Снова откинувшись на подушки, она краем глаза заметила любезную улыбку священника Мейнгарда, сопровождавшего их с самого начала отъезда из Вены. Как и всегда, отец задействовал все свои связи. По дороге сюда маленькую группу, состоявшую из Александры, мальчиков и трех вооруженных слуг, сопровождал пражский капеллан; на обратном пути чудесным образом свои услуги предложил этот венский священник. Александра задавалась вопросом: как бы функционировал обмен духовенством между обоими главными городами государства, если бы семейство Хлесль не отправляло своих отпрысков время от времени в гости в Вену, к семейству Вигант. Возможно, сами не зная того, они путешествовали бы с сопроводительными бумагами, подписанными самим императором и Папой Римским?
Она холодно улыбнулась молодому капеллану в ответ; презрение, которое Александра испытывала к представителям обеих христианских конфессий, во время этого путешествия только укрепилось.
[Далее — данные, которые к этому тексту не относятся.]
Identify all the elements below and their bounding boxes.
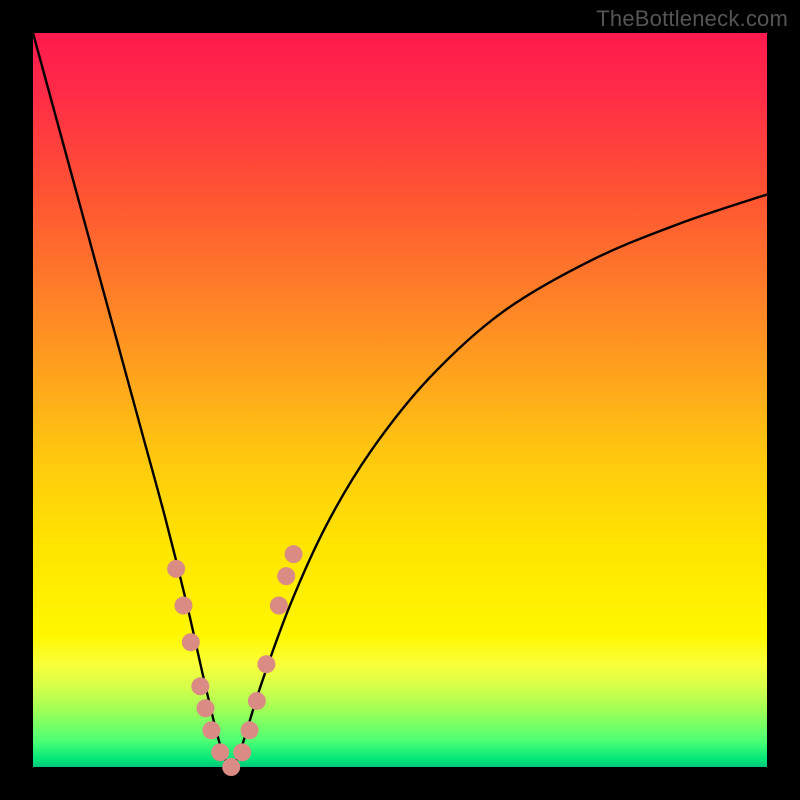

Если человек был в состоянии хоть немного соображать, да к тому же еще и рос в семье, где даже в присутствии детей говорили открыто и не таясь, то он мог поступить не иначе, как с презрением отвернувшись от политических махинаций, в которых погрязли и католики, и протестанты. Конечно, она знала, что эти недостатки нельзя было безоговорочно относить ко всем представителям обеих церквей и что в каждом лагере есть порядочные мужчины и женщины, но ей они почему-то пока не попадались. Возможно, именно к ним и относился отец Мейнгард, но до сих пор он проявлял себя исключительно в том, что вел с ней напыщенные наставительные беседы, ничего более. Одно время ей казалось, что к числу настоящих церковников можно отнести кардинала Мельхиора, но ходившие в Праге сплетни обострили ее чувства к этому человеку (отец бы сказал – исказили), и доброжелательно улыбающийся мужчина, регулярно навещавший ее родителей, постепенно превратился в глазах Александры в маскирующегося могущественного политика оппозиции, искусно лавирующего между двумя религиями и так крепко держащего в кулаке императора, что последний вряд ли вообще принимал хоть какие-то самостоятельные решения.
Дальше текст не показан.